Understanding the role of microbial community in afforested and reforested mangrove ecosystems in the United Arab Emirates

          Soil microorganisms, in association with mangrove trees, play an important role in supporting the foundation of the ecosystem functions. Understanding the microbial contributions to mangrove ecosystem function and stability is essential for effective conservation and management. Currently, mangroves face heightened vulnerability to the repercussions of global warming. Factors such as elevated temperatures, rising sea level, increased flooding frequency and duration, and salinity fluctuations impact microbial diversity within these ecosystems. Identification and understanding of the core microbiota and mangrove microbial biodiversity remains scarce, specifically in the arid region. This research aims to provide insights into microbial strategies for coping with environmental change, contributing to sustainable mangrove management and ecosystem resilience in the United Arab Emirates (UAE) and beyond.

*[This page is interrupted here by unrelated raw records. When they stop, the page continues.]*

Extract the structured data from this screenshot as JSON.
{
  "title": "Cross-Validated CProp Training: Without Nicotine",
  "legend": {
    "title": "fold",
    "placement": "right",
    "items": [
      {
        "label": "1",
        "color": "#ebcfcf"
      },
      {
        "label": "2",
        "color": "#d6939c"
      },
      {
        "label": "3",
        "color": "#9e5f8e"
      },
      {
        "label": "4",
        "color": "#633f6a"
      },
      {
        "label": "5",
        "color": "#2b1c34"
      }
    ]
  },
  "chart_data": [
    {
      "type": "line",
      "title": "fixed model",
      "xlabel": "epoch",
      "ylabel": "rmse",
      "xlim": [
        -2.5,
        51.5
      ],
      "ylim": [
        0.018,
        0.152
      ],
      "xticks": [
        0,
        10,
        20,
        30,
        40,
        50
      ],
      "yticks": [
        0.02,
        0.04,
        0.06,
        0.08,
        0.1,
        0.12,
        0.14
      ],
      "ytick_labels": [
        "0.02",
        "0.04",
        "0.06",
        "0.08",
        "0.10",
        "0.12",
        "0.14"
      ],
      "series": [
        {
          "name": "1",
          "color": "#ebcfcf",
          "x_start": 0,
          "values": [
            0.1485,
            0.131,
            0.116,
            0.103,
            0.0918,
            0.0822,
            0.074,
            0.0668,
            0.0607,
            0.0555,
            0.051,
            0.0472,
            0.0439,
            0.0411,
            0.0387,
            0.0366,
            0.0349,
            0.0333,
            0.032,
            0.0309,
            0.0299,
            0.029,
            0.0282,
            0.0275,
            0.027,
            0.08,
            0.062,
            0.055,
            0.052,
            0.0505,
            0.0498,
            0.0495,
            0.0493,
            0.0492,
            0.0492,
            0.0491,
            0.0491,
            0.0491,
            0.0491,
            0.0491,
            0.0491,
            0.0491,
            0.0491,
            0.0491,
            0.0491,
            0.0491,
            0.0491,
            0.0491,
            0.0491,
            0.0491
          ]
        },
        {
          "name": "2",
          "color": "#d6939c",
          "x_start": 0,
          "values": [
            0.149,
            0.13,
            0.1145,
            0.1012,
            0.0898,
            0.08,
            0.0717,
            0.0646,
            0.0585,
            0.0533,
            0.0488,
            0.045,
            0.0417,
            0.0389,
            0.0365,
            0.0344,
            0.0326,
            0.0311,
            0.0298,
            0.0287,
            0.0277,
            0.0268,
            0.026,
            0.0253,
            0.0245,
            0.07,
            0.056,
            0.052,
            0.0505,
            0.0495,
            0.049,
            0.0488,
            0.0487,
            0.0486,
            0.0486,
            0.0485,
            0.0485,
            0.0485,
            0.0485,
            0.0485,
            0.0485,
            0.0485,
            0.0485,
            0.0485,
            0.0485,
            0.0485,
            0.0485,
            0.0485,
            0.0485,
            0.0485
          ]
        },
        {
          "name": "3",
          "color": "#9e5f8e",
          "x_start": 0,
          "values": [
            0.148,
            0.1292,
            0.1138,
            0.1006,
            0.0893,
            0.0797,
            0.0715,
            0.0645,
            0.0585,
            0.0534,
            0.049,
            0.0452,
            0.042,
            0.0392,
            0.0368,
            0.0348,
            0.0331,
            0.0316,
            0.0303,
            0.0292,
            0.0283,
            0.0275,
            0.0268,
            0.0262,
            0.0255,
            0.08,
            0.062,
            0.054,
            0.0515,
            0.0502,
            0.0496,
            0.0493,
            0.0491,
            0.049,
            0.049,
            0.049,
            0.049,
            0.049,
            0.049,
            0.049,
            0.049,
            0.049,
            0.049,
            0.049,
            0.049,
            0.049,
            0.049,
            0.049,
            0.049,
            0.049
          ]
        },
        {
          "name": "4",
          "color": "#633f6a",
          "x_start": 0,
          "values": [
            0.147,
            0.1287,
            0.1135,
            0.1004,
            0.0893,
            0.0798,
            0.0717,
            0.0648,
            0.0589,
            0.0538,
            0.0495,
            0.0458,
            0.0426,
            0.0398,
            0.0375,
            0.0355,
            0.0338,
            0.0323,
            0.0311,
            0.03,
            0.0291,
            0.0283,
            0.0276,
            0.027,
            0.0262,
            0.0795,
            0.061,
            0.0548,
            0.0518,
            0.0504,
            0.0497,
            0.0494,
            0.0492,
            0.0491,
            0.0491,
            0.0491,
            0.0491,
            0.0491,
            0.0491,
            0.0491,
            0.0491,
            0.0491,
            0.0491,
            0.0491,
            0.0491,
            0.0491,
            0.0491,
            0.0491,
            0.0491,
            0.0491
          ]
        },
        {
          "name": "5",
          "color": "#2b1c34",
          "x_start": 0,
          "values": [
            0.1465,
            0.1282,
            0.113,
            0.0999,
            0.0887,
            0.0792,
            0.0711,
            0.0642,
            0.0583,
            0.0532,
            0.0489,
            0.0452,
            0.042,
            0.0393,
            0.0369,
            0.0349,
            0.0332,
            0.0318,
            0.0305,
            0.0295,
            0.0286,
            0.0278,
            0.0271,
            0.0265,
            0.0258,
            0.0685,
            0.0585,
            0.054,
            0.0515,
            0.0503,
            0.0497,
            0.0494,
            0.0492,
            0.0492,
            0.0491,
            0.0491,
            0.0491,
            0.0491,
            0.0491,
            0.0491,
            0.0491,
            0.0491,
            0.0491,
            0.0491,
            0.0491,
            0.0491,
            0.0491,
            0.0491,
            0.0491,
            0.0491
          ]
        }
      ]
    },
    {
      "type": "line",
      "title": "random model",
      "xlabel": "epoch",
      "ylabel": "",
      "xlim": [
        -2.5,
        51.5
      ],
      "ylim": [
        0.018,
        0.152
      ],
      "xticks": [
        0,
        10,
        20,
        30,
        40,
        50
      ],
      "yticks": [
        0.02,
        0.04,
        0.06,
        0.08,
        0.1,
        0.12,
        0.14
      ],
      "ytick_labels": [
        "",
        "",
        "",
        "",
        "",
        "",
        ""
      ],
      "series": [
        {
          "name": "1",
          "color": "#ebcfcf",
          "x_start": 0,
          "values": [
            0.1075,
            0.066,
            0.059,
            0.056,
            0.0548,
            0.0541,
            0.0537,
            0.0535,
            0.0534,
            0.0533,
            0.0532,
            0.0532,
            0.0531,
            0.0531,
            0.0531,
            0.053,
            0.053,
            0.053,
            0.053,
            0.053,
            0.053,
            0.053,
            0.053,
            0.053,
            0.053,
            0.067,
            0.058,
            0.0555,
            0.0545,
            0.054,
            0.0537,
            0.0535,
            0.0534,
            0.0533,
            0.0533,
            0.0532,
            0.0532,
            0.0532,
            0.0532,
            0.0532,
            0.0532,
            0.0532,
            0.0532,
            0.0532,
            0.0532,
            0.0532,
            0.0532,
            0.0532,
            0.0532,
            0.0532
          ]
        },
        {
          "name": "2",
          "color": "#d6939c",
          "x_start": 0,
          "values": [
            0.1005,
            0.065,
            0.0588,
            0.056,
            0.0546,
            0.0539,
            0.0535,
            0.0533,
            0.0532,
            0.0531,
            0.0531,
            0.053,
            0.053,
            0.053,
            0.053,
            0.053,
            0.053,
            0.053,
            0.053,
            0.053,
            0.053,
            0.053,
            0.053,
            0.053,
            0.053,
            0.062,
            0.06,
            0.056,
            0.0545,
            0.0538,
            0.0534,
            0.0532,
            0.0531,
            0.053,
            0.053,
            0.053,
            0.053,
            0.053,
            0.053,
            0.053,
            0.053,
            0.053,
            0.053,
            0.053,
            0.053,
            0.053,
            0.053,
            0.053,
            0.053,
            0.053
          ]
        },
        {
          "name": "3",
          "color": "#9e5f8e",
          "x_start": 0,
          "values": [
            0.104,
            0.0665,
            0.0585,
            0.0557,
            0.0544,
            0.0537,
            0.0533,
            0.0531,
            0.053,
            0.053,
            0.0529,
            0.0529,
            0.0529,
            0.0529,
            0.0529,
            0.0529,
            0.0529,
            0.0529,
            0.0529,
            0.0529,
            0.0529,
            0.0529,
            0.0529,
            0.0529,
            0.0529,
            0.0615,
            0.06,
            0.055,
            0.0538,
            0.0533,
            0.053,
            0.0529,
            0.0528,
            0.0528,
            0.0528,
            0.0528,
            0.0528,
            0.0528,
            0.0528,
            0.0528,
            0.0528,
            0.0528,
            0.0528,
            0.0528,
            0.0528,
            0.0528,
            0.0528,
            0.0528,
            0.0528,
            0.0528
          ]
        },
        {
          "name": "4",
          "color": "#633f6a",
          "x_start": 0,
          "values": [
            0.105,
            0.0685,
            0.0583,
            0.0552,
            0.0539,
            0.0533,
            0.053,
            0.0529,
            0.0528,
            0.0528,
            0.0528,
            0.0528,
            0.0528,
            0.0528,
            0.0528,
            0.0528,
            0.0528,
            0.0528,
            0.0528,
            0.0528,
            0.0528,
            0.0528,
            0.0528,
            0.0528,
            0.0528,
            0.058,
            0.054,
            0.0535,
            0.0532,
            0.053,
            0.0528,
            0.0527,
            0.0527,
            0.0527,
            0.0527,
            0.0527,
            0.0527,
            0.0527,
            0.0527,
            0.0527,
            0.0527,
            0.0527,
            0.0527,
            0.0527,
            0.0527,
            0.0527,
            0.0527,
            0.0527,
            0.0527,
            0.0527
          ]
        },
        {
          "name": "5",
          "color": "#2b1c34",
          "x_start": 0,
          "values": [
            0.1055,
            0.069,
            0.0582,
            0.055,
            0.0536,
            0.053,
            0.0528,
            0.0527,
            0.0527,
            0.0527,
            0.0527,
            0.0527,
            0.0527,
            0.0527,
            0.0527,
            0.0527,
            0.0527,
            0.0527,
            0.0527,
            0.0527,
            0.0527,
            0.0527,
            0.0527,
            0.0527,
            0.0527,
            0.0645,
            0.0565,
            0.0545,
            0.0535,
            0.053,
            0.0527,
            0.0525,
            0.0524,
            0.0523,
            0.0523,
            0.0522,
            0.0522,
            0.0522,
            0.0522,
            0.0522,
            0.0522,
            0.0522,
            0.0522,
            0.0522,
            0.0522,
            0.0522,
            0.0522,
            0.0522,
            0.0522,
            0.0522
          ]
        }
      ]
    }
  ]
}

          The UAE government has initiated extensive mangrove afforestation efforts to safeguard coastal environments, yet comparisons between afforested and reforested strategies in terms of microbial community dynamics remain sparse. Considration of microbial communities in mangrove restoration projects is an important key enhance establishment, growth and stress tolerance of mangrove trees as well as enhance the success of the initiatives. In this study, two afforested sites (Ras Al Khor wildlife sanctuary and Jebel Ali wildlife sanctuary, Dubai) and a reforested site (Khor Al Beidah, Umm Al Quwain) in the UAE were selected, with their forest ages approximately >30, <10, and >14 years, respectively. Topsoil samples were collected from grey mangrove (Avicennia marina) forests and surrounding non-vegetated area and salt marshes for two seasons.

          Current findings revealed that Jebel Ali site (<10 years) had sandy coarse textured soil, less soil organic matter, and more fluctuating pH with seasonal changes in comparison to the other older sites. This research hypothesizes that age, conservation efforts and physiochemical properties of soil in afforested and reforested mangrove sites are the primary determinants of microbial biodiversity in the soils. We present a comparative study of the microbiota against the physiochemical characteristics of the soils. It is predicted that specific microbial communities will be found across different tidal zones (seaward and landward), and seasons. Along the environmental gradient, specific microbiota are expected to be associated with and adapted to the environmental conditions.